UAE had four riders atop the standings after their victory in Tuesday’s team time trial, but Finn Fisher-Black and Jay Vine have dropped away after their work on behalf of McNulty and João Almeida here.

“It was a filthy day, with the weather and the roads, so positioning was important,” McNulty said. “We were trying to pull back Buitrago and Plapp with just Jay [Vine]. I felt better than expected. Considering I was sick after UAE, I was quite happy with how I was.”

How it unfolded

At the start in Chalon-sur-Saône, Evenepoel was again at the centre of attention, discussing the UCI’s decision to ban his ‘Head Sock’ time trial helmet and clarifying his comments about former teammate Tim Declercq following the previous day’s team time trial.

For another young Belgian, meanwhile, that effort had marked the end of Paris-Nice. Arnaud De Lie (Lotto-Dstny), still suffering from his crash at Le Samyn last week, was a non-starter on Wednesday along with his compatriot Oliver Naesen (Decathlon-AG2R La Mondiale).

Once the race got underway, another man with designs on the Classics began to struggle, and a clearly ill Michael Matthews (Jayco-AlUla) abandoned after a frantic opening hour of race.

By that point, the day’s early break had taken shape, with Jasper De Buyst (Lotto-Dstny), Stefan Bissegger (EF Education-EasyPost), Christian Scaroni (Astana Qazaqstan) and Mathieu Burgaudeau (TotalEnergies) forging clear after the category 2 Côte du Mont-Saint-Vincent.

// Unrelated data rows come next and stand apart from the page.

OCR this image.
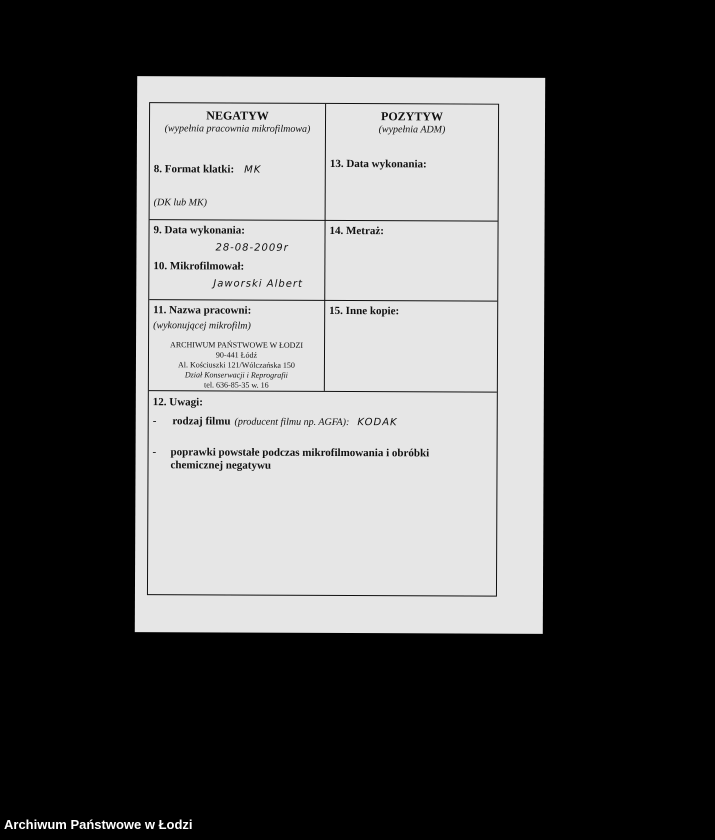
NEGATYW
(wypełnia pracownia mikrofilmowa)
8. Format klatki: MK
(DK lub MK)
POZYTYW
(wypełnia ADM)
13. Data wykonania:
9. Data wykonania:
28-08-2009r
10. Mikrofilmował:
Jaworski Albert
14. Metraż:
11. Nazwa pracowni:
(wykonującej mikrofilm)
ARCHIWUM PAŃSTWOWE W ŁODZI
90-441 Łódź
Al. Kościuszki 121/Wólczańska 150
Dział Konserwacji i Reprografii
tel. 636-85-35 w. 16
15. Inne kopie:
12. Uwagi:
- rodzaj filmu (producent filmu np. AGFA): KODAK
- poprawki powstałe podczas mikrofilmowania i obróbki chemicznej negatywu
Archiwum Państwowe w Łodzi
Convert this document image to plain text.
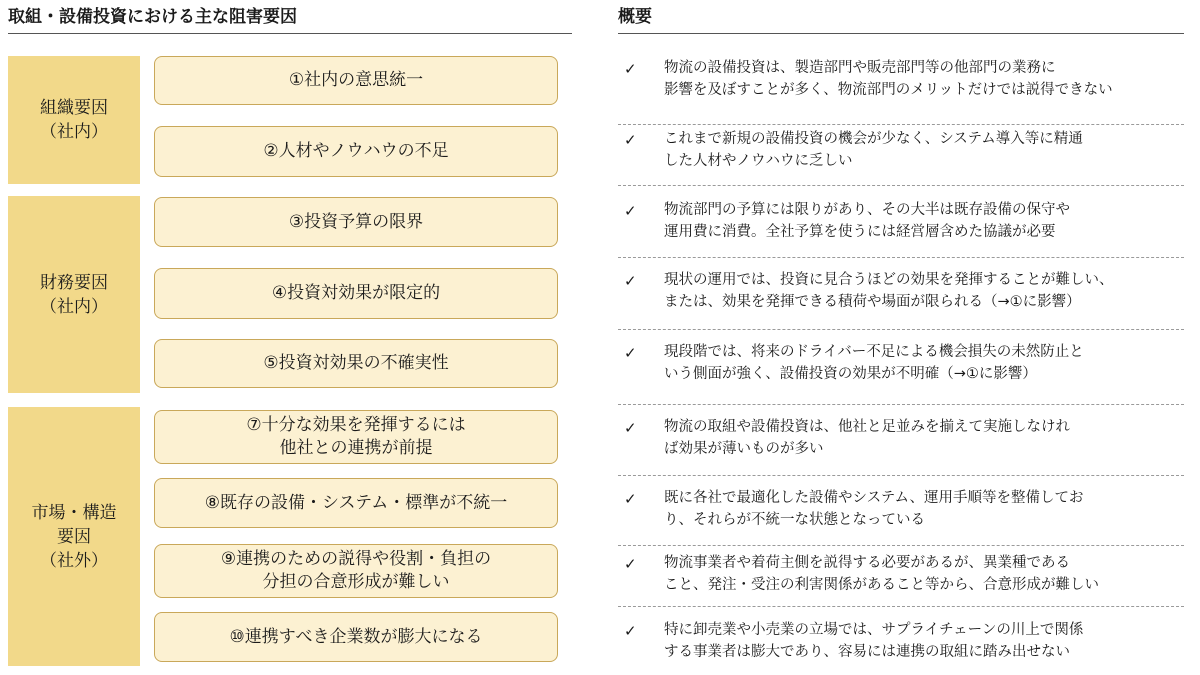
取組・設備投資における主な阻害要因	概要
組織要因
（社内）
財務要因
（社内）
市場・構造
要因
（社外）
①社内の意思統一
②人材やノウハウの不足
③投資予算の限界
④投資対効果が限定的
⑤投資対効果の不確実性
⑦十分な効果を発揮するには
他社との連携が前提
⑧既存の設備・システム・標準が不統一
⑨連携のための説得や役割・負担の
分担の合意形成が難しい
⑩連携すべき企業数が膨大になる
✓ 物流の設備投資は、製造部門や販売部門等の他部門の業務に
影響を及ぼすことが多く、物流部門のメリットだけでは説得できない
✓ これまで新規の設備投資の機会が少なく、システム導入等に精通
した人材やノウハウに乏しい
✓ 物流部門の予算には限りがあり、その大半は既存設備の保守や
運用費に消費。全社予算を使うには経営層含めた協議が必要
✓ 現状の運用では、投資に見合うほどの効果を発揮することが難しい、
または、効果を発揮できる積荷や場面が限られる（→①に影響）
✓ 現段階では、将来のドライバー不足による機会損失の未然防止と
いう側面が強く、設備投資の効果が不明確（→①に影響）
✓ 物流の取組や設備投資は、他社と足並みを揃えて実施しなけれ
ば効果が薄いものが多い
✓ 既に各社で最適化した設備やシステム、運用手順等を整備してお
り、それらが不統一な状態となっている
✓ 物流事業者や着荷主側を説得する必要があるが、異業種である
こと、発注・受注の利害関係があること等から、合意形成が難しい
✓ 特に卸売業や小売業の立場では、サプライチェーンの川上で関係
する事業者は膨大であり、容易には連携の取組に踏み出せない
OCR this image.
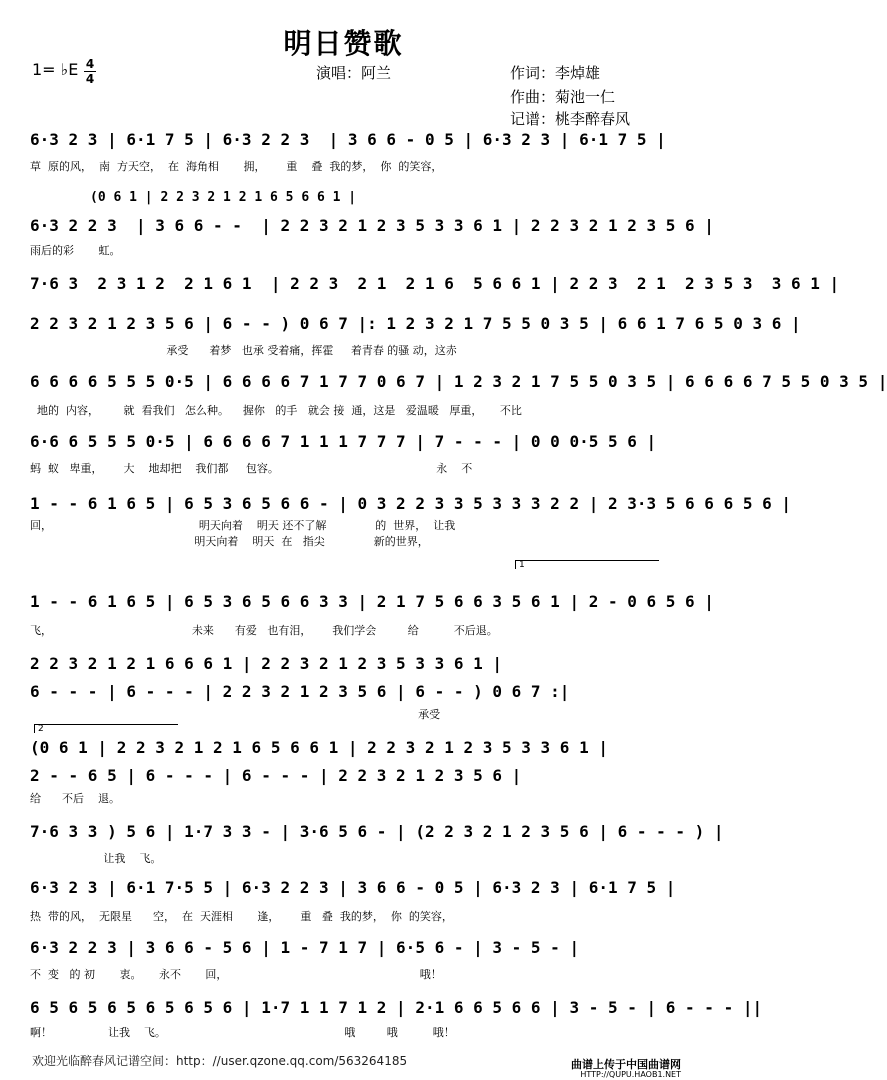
明日赞歌
1= ♭E 4
4	演唱：阿兰	作词：李焯雄
作曲：菊池一仁
记谱：桃李醉春风
6·3 2 3 | 6·1 7 5 | 6·3 2 2 3  | 3 6 6 - 0 5 | 6·3 2 3 | 6·1 7 5 |
草  原的风，  南  方天空，  在  海角相       拥，      重    叠  我的梦，  你  的笑容，
(0 6 1 | 2 2 3 2 1 2 1 6 5 6 6 1 |
6·3 2 2 3  | 3 6 6 - -  | 2 2 3 2 1 2 3 5 3 3 6 1 | 2 2 3 2 1 2 3 5 6 |
雨后的彩       虹。
7·6 3  2 3 1 2  2 1 6 1  | 2 2 3  2 1  2 1 6  5 6 6 1 | 2 2 3  2 1  2 3 5 3  3 6 1 |
2 2 3 2 1 2 3 5 6 | 6 - - ) 0 6 7 |: 1 2 3 2 1 7 5 5 0 3 5 | 6 6 1 7 6 5 0 3 6 |
承受      着梦   也承 受着痛，挥霍     着青春 的骚 动，这赤
6 6 6 6 5 5 5 0·5 | 6 6 6 6 7 1 7 7 0 6 7 | 1 2 3 2 1 7 5 5 0 3 5 | 6 6 6 6 7 5 5 0 3 5 |
地的  内容，       就  看我们   怎么种。    握你   的手   就会 接  通，这是   爱温暖   厚重，     不比
6·6 6 5 5 5 0·5 | 6 6 6 6 7 1 1 1 7 7 7 | 7 - - - | 0 0 0·5 5 6 |
蚂  蚁   卑重，      大    地却把    我们都     包容。                                             永    不
1 - - 6 1 6 5 | 6 5 3 6 5 6 6 - | 0 3 2 2 3 3 5 3 3 3 2 2 | 2 3·3 5 6 6 6 5 6 |
回，                                          明天向着    明天 还不了解              的  世界，  让我
明天向着    明天  在   指尖              新的世界，
1
1 - - 6 1 6 5 | 6 5 3 6 5 6 6 3 3 | 2 1 7 5 6 6 3 5 6 1 | 2 - 0 6 5 6 |
飞，                                        未来      有爱   也有泪，      我们学会         给          不后退。
2 2 3 2 1 2 1 6 6 6 1 | 2 2 3 2 1 2 3 5 3 3 6 1 |
6 - - - | 6 - - - | 2 2 3 2 1 2 3 5 6 | 6 - - ) 0 6 7 :|
承受
2
(0 6 1 | 2 2 3 2 1 2 1 6 5 6 6 1 | 2 2 3 2 1 2 3 5 3 3 6 1 |
2 - - 6 5 | 6 - - - | 6 - - - | 2 2 3 2 1 2 3 5 6 |
给      不后    退。
7·6 3 3 ) 5 6 | 1·7 3 3 - | 3·6 5 6 - | (2 2 3 2 1 2 3 5 6 | 6 - - - ) |
让我    飞。
6·3 2 3 | 6·1 7·5 5 | 6·3 2 2 3 | 3 6 6 - 0 5 | 6·3 2 3 | 6·1 7 5 |
热  带的风，  无限星      空，  在  天涯相       逢，      重   叠  我的梦，  你  的笑容，
6·3 2 2 3 | 3 6 6 - 5 6 | 1 - 7 1 7 | 6·5 6 - | 3 - 5 - |
不  变   的 初       衷。     永不       回，                                                       哦！
6 5 6 5 6 5 6 5 6 5 6 | 1·7 1 1 7 1 2 | 2·1 6 6 5 6 6 | 3 - 5 - | 6 - - - ||
啊！                让我    飞。                                                   哦         哦          哦！
欢迎光临醉春风记谱空间：http：//user.qzone.qq.com/563264185	曲谱上传于中国曲谱网
HTTP://QUPU.HAOB1.NET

The quartet struck up a decent working alliance, building a maximum lead just shy of four minutes before the UAE Team Emirates squad of race leader McNulty set about policing affairs in earnest at the head of the peloton.

The brisk pace and the rugged terrain of the Beaujolais combined to see the break’s lead gradually shrink after the Col de Boubo and Côte de Vauxrenard, while the reinforcements provided by Bora-Hansgrohe at the head of the bunch were a clear indication of Roglič’s ambitions. “Every day is a GC day, eh,” he had shrugged at the start.

The break fragmented definitively on the category 2 Col de Durbize, where Scaroni pressed on alone, but the peloton was closing in rapidly by the time the race made the first of two ascents of Mont Brouilly.

Indeed, the bunch would split on the descent of Mont Brouilly under Bora’s forcing, with João Almeida among those briefly caught out, and the intensity continued until the intermediate sprint at Régnié-Durette with 32km to go, where Evenepoel out-kicked Roglič and Laurence Pithie (Groupama-FDJ) to the maximum six seconds.

Despite losing Marc Soler, UAE Team Emirates took over the reins on the day’s toughest climb, the category 1 Col du Fût d’Avenas, but the race took on a different tenor with a shade over 3km to the summit, Evenepoel dispatched his Soudal-QuickStep team to work on the front.

Shortly afterwards, Vervaeke went on the attack with Plapp on his wheel, and the Australian pressed on alone shortly afterwards, building a lead of 20 seconds over the reduced peloton.

The yellow jersey group began to fragment on the upper portion of the climb, with Buitrago bridging across to the Australian, while David Gaudu (Groupama-FDJ), a faller 800 metres or so from the summit, was forced into a desperate and ultimately forlorn chase to make it back up to Evenepoel et al.

When Plapp and Buitrago crested the summit with 12 seconds in hand on the chasers, it looked as though the race would be knitted back together ahead of the final haul up Mont Brouilly. Bora, UAE, Ineos and Soudal-QuickStep all had riders in the front group, but that served only to make each squad a touch more reluctant to commit to the chase.

“We had the jersey so they were going to look to us,” McNulty said. “But there’s more than us trying to win the stage or the GC.”